La grotesque affaire de réécriture de l’histoire, destinée à effacer le maréchal Pétain de la mémoire des Français, a fait monter au créneau les loges maçonniques, bien décidées à régler définitivement son compte au vieux maréchal, et à l’expulser de l’histoire de France. Le Grand Orient et la Grande Loge Mixte ont immédiatement mobilisé leurs troupes, et fustigé Macron pour avoir, dans un premier temps, jugé « légitime » d’inclure ce « grand soldat » de la Première Guerre mondiale, avant de tenter de se faire pardonner par quelques contorsions sémantiques. D’une certaine façon, la franc-maçonnerie a orchestré sa repentance. Soutenir que la franc-maçonnerie n’aurait plus l’influence qui était la sienne sous la troisième République est une affirmation qui mérite donc pour le moins d’être nuancée.
Jacques Molénat a mené des enquêtes sur le rôle de la franc-maçonnerie dans le Midi de la France, ceci pour le compte de L’Evènement du jeudi et autres. Il publie aujourd’hui un passionnant Voyage indiscret chez les Francs-Maçons du Midi. Molénat estime que l’influence des loges est en régression, car « le recrutement se fait hétéroclite. Les obédiences se déchirent, s’éparpillent. La réflexion s’enlise trop souvent dans la médiocrité (…).
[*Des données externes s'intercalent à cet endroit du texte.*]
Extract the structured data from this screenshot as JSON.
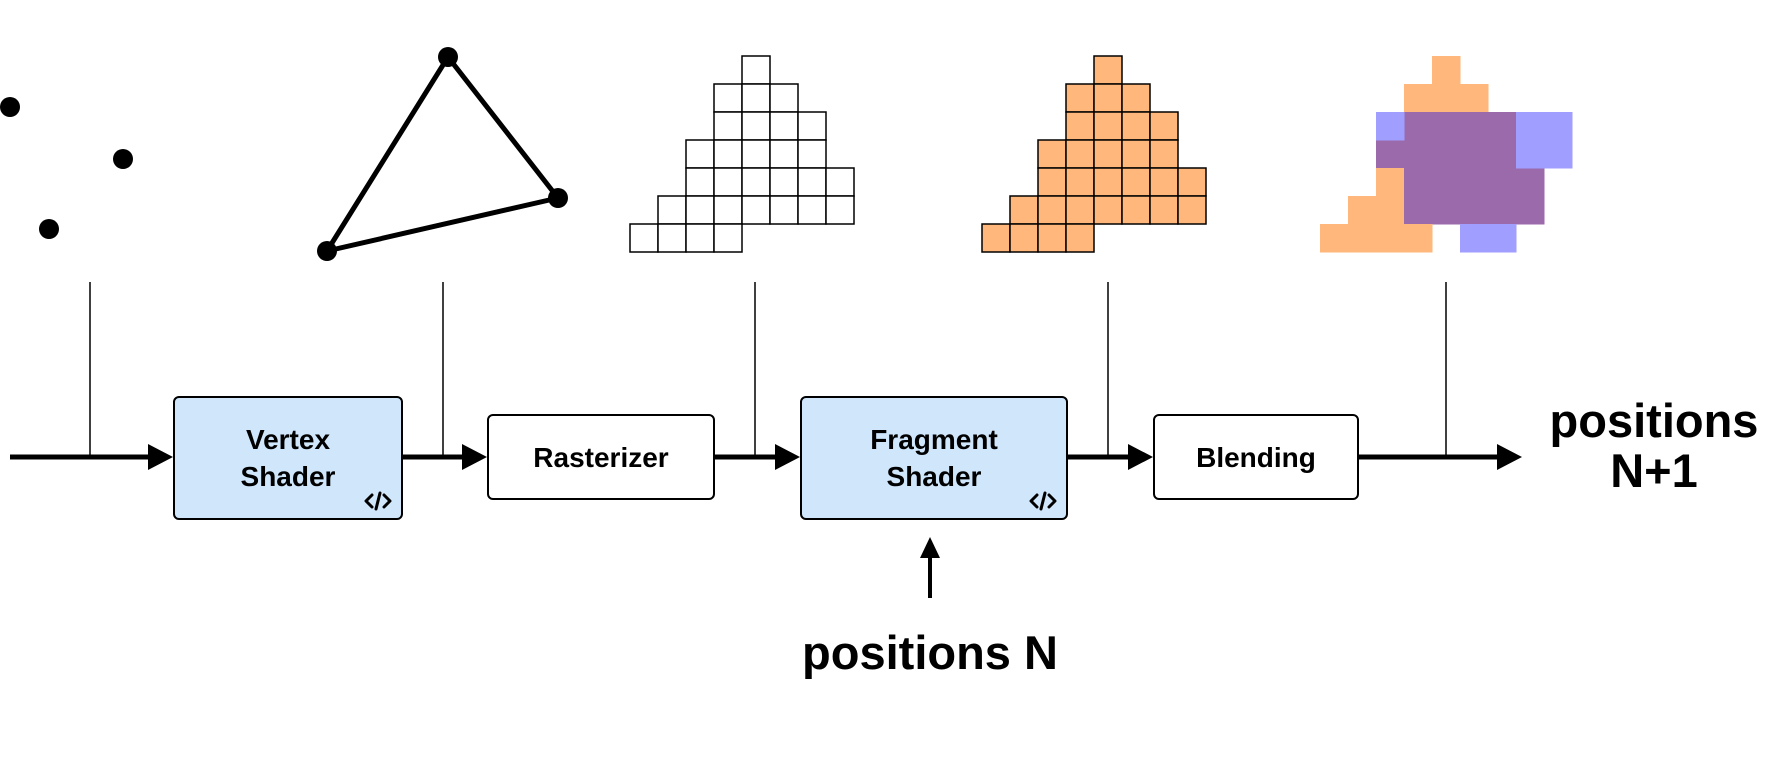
{
  "pipeline": {
    "stages": {
      "vertex_shader": {
        "label": "Vertex\nShader",
        "programmable": true
      },
      "rasterizer": {
        "label": "Rasterizer",
        "programmable": false
      },
      "fragment_shader": {
        "label": "Fragment\nShader",
        "programmable": true
      },
      "blending": {
        "label": "Blending",
        "programmable": false
      }
    },
    "input_label": "positions N",
    "output_label": "positions\nN+1",
    "code_icon": "code-icon"
  },
  "colors": {
    "shader_fill": "#cfe6fb",
    "fragment_orange": "#ffb77b",
    "overlap_purple": "#9b6aab",
    "blue_fragment": "#a09eff",
    "stroke": "#000000"
  }
}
Comme force de proposition, la franc-maçonnerie décline ».
Mais son « voyage indiscret » lui fait dire aussi « qu’en coulisse, pourtant, via de très discrètes fraternelles, plus que jamais les réseaux s’épanouissent ». Toulouse, Perpignan, Narbonne, Béziers, Sète, Montpellier, Nîmes, Marseille, Toulon, Nice… chaque grande ville du sud est passée au crible par Molénat. Et le moins qu’on puisse dire est que la franc-maçonnerie quadrille étroitement toute la région. Prenons l’exemple de Narbonne. Qui n’est pas franc-maçon ? s’interroge Molénat. « Ils représentent un bon tiers du conseil municipal, dans la majorité comme dans l’opposition. A la communauté d’agglomération, le président, Jacques Bascou, s’appuie sur quinze vice-présidents, dont treize sont passés sous le bandeau. » Molénat révèle ensuite les noms des principaux maçons de la ville : député, membres de la chambre de commerce, juges du tribunal de commerce, avocats, promoteurs immobiliers, médecins, chirurgien, commissaire de police… tous… tous en sont.
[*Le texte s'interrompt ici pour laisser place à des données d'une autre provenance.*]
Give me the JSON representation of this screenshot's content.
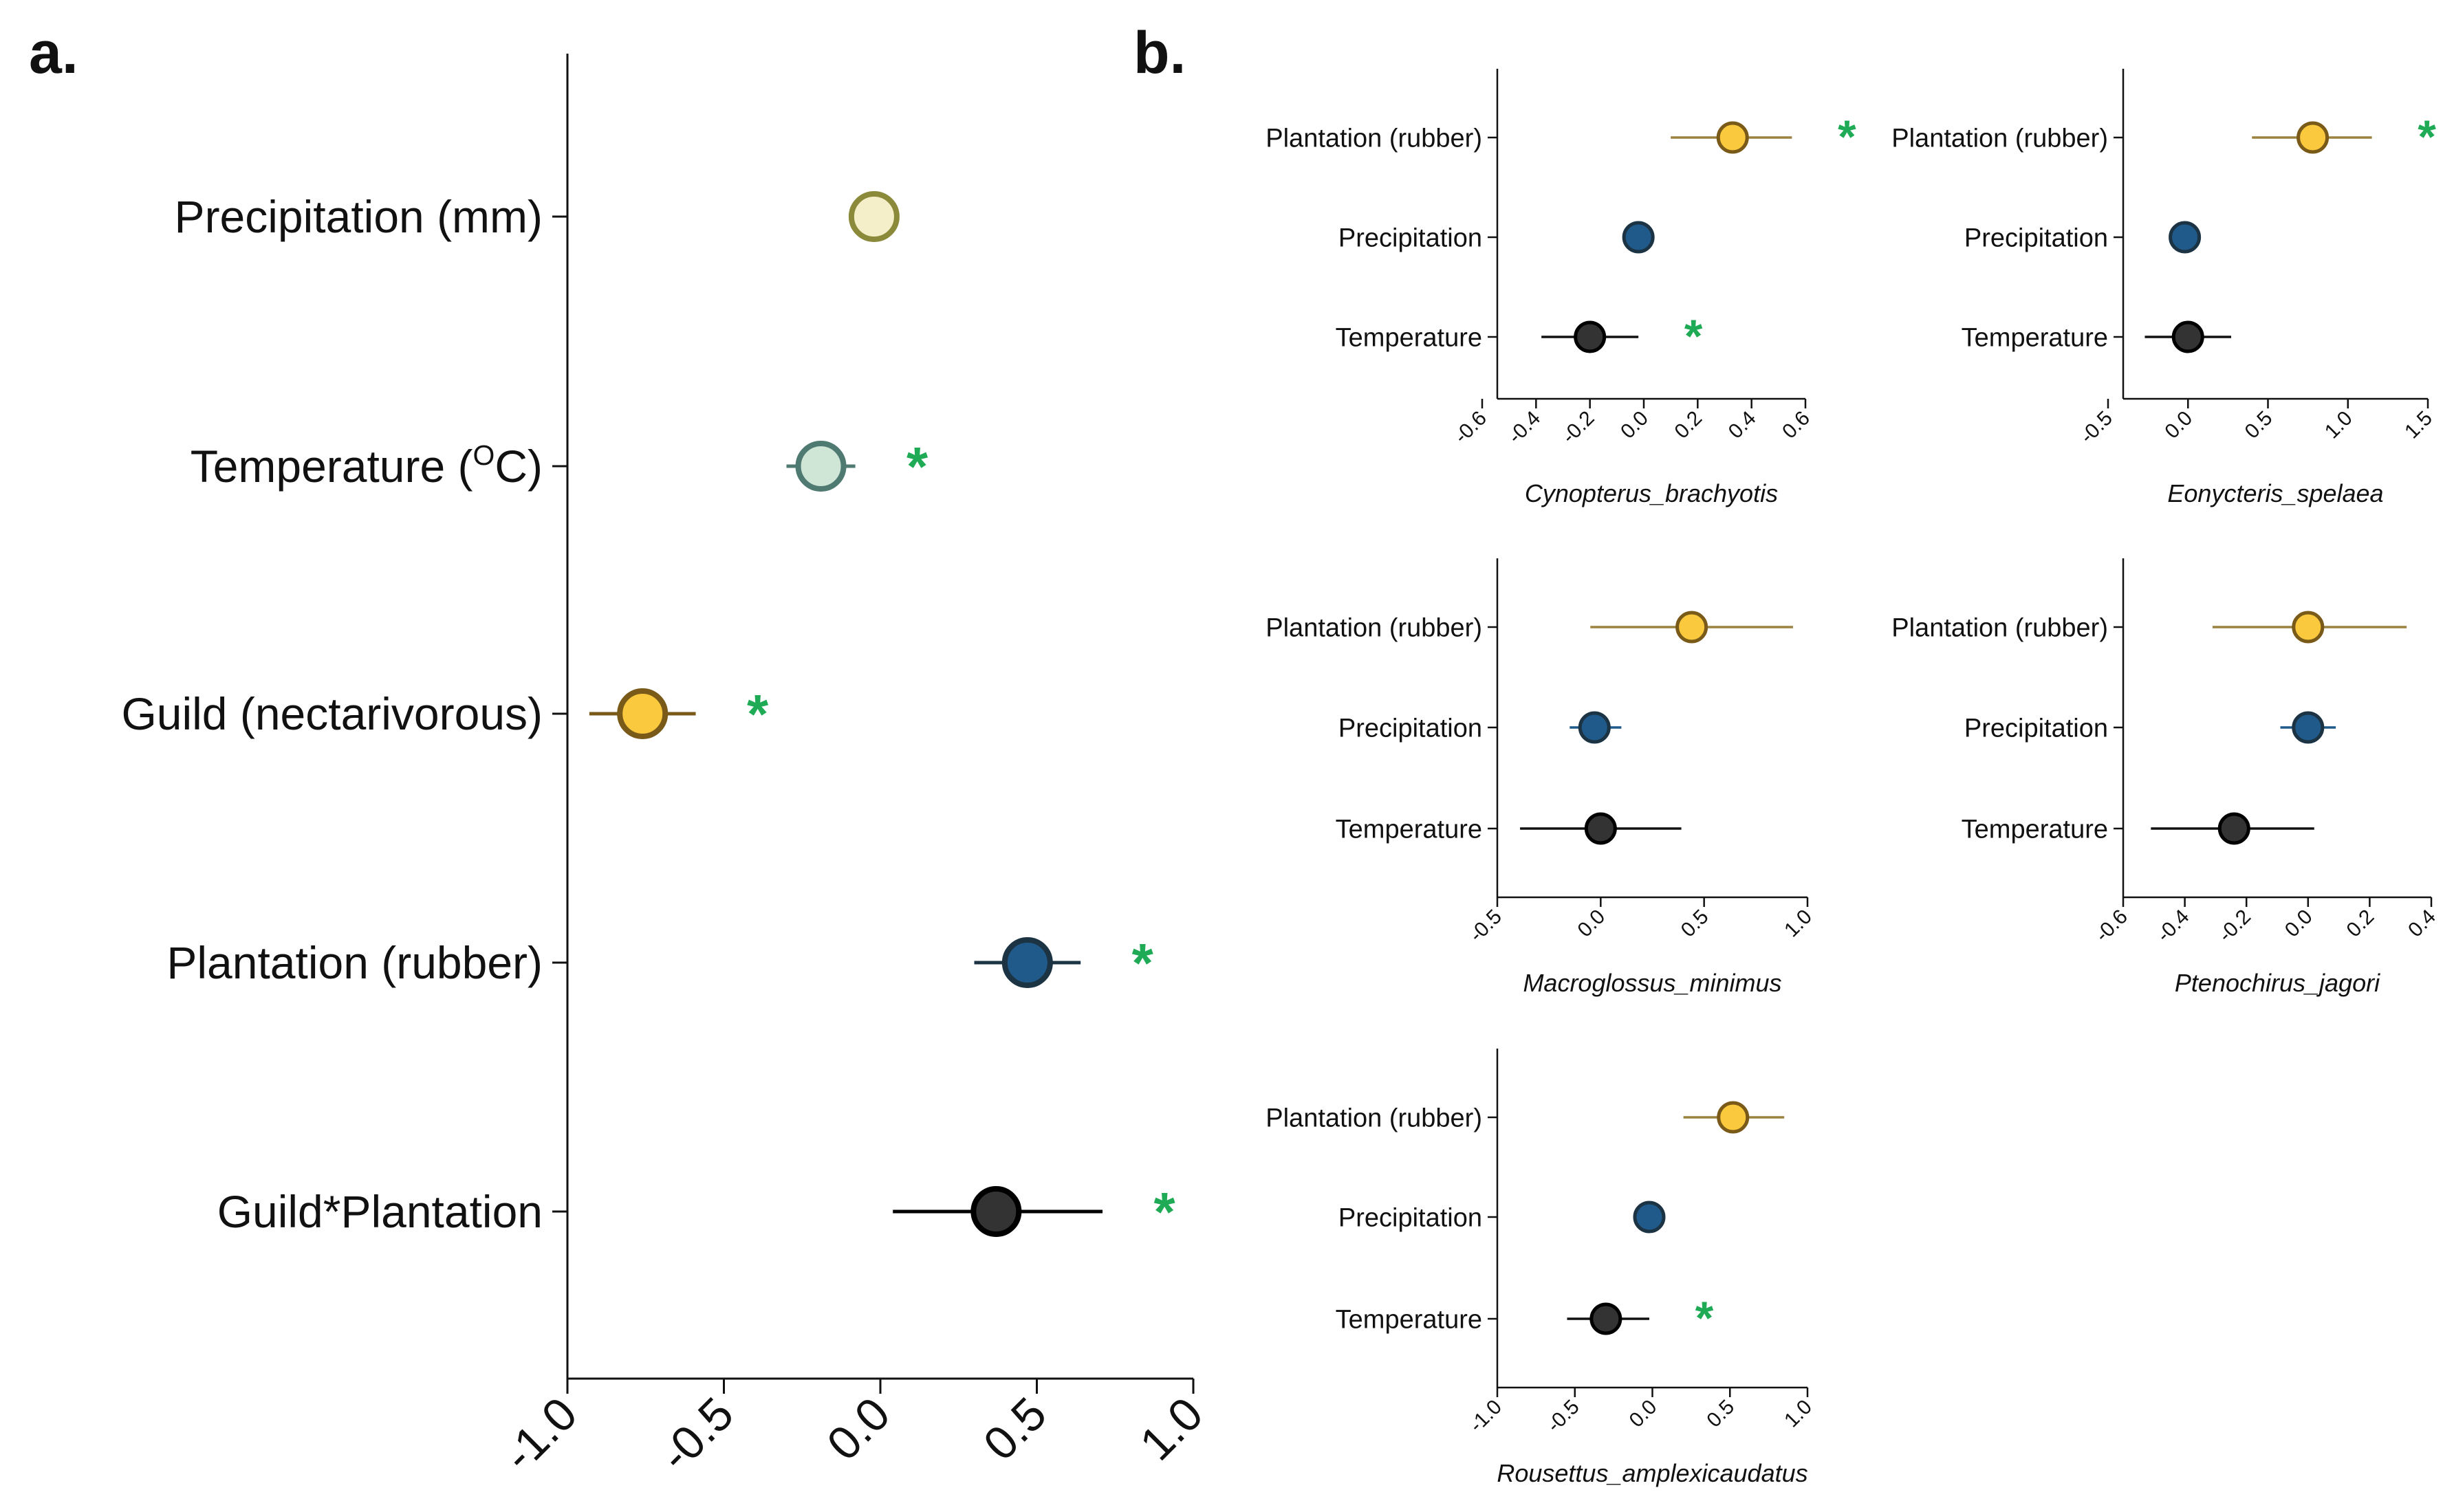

Les frères sont épinglés chacun sur son bouchon
Molénat ne porte aucun jugement. Son étude, qui se termine par un impressionnant who’s who des maçons du sud, ne comporte pas de condamnations virulentes. C’est une étude quasiment scientifique, de type entomologique. Les frères sont épinglés chacun sur son bouchon, formant un tableau de chasse impressionnant. Le genre d’étude qu’aurait apprécié le si regretté Emmanuel Ratier, par ce souci de l’exactitude, et de la qualité de l’information.
Mais pour Molénat, en toute hypothèse, « la franc-maçonnerie n’a plus d’ennemi organisé (…). Ses adversaires baissent la garde ». Les Gilets jaunes réunionnais contredisent cette affirmation, eux qui réclament activement, ces jours-ci, « l’abolition de la franc-maçonnerie et de ses réseaux d’influence » !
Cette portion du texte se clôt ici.